Spinal cord injury (SCI) resulting from traumatic accidents is one of the most debilitating chronic conditions. In addition to the toll on quality of life, lifetime health care expenditures for these patients are among the most expensive of any medical condition, since many injuries occur in young patients who live with SCI for decades. SCI also comes with steep indirect costs, including morbidity due to chronic complications.
In individuals with SCI, bladder dysfunction and episodes of high blood pressure are two chronic conditions that present as significant clinical problems. Bladder dysfunction is commonly associated with a sudden, life threatening increase in blood pressure known as autonomic dysreflexia (AD). This episodic hypertension cannot be addressed with typical treatments, and if misdiagnosed or poorly managed can lead to myocardial infarction, stroke, and even death. Bladder dysfunctions and irritation such as a urinary tract infection are leading triggers for AD.

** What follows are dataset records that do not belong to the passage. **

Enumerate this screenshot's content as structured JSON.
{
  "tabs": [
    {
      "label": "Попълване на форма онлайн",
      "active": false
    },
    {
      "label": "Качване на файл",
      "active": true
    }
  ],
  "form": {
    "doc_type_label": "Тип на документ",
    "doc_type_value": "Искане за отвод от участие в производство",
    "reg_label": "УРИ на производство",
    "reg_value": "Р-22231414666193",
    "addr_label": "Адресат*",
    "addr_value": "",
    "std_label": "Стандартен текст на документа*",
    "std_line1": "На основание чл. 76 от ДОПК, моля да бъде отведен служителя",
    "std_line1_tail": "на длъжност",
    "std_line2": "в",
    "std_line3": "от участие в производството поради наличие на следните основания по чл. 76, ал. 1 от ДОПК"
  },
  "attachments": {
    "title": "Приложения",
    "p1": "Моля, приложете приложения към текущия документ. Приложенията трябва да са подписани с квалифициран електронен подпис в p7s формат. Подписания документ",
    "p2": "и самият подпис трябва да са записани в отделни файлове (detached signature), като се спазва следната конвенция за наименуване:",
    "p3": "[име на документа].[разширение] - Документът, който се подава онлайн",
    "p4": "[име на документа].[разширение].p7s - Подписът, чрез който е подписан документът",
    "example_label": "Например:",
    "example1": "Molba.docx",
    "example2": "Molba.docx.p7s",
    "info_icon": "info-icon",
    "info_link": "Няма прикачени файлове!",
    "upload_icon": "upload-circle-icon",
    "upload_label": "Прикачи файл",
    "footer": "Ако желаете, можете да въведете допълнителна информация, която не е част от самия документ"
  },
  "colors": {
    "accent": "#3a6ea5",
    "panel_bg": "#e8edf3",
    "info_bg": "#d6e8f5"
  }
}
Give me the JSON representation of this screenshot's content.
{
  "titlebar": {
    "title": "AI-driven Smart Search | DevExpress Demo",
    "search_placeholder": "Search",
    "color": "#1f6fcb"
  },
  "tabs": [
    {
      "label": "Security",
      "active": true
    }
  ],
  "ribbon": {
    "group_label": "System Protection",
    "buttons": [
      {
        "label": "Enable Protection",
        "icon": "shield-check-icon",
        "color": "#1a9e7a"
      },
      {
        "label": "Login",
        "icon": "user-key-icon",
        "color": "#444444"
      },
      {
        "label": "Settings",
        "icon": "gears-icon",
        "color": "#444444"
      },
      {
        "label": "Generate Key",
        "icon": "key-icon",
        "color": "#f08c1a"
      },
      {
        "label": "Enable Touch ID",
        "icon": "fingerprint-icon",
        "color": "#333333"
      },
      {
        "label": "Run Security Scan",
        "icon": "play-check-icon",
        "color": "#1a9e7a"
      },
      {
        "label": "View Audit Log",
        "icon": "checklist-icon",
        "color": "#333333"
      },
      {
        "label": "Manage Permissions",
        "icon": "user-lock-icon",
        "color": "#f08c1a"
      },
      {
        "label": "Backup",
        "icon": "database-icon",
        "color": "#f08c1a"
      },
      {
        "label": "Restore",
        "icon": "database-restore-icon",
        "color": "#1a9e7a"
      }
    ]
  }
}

It is suspected that chronic exposure to AD episodes results in cerebrovascular damage in those with SCI. Chronically elevated blood pressure negatively impacts the brain and is specifically associated with cerebrovascular decline, altered brain morphology, cognitive dysfunctions and stroke in able-bodied individuals. However, identical pathologies are present in those with SCI.
Dr. Walter will investigate whether treating bladder dysfunction in patients with SCI will decrease possible triggers for episodes of AD, ameliorate its symptoms and consequently reduce chronic cardiovascular complications. Reducing the chronic cardio- and cerebrovascular complications of SCI would dramatically improve the health and wellbeing of patients with SCI and positively impact health care costs.
One in eight men in Canada will be diagnosed with prostate cancer in their lifetime. Despite the availability of surgical, radiological and drug treatment options, many patients develop castration resistant prostate cancer (CRPC), an incurable disease which is especially resistant to drugs. In its most lethal form, drug resistant CRPC behaves like a neuroendocrine cancer, which is completely unresponsive to traditional prostate cancer therapies.
In his model of drug resistant CRPC, Dr. Munuganti has identified a molecular pathway that appears to be essential for prostate cancer to take on neuroendocrine features. A key protein in this pathway, BRN2, is high in patients with neuroendocrine prostate cancer and is critical for neuroendocrine tumour growth in a laboratory model. BRN2 expression also plays a critical role in other neuroendocrine cancers such as small cell lung cancer and Ewing sarcoma. There is an urgent need to develop drugs that have the ability to inhibit the function of BRN2 for the treatment of patients with deadly neuroendocrine tumors.
Using high-powered and intelligently designed computer models, Dr. Munuganti has developed drug prototypes that have the ability to prevent BRN2 from supporting neuroendocrine cancer cell growth in our laboratory models. Dr. Munuganti’s study will fine-tune the drug-like properties of the leading BRN2 inhibitors and test them in biological models of neuroendocrine cancers. The results of this research could lead to the development of new therapies capable of reducing or slowing the growth of lethal neuroendocrine cancers, substantially improving patient survival.
Findings will be presented at conferences and seminars such as AACR Annual Meetings and the ASCO Annual Meeting, providing an opportunity to exchange ideas with other researchers and clinicians in the field and opening up possible collaborations. The ultimate goal of this study will be to commercialize a BRN2 inhibitor for patients suffering from no-cure neuroendocrine tumours.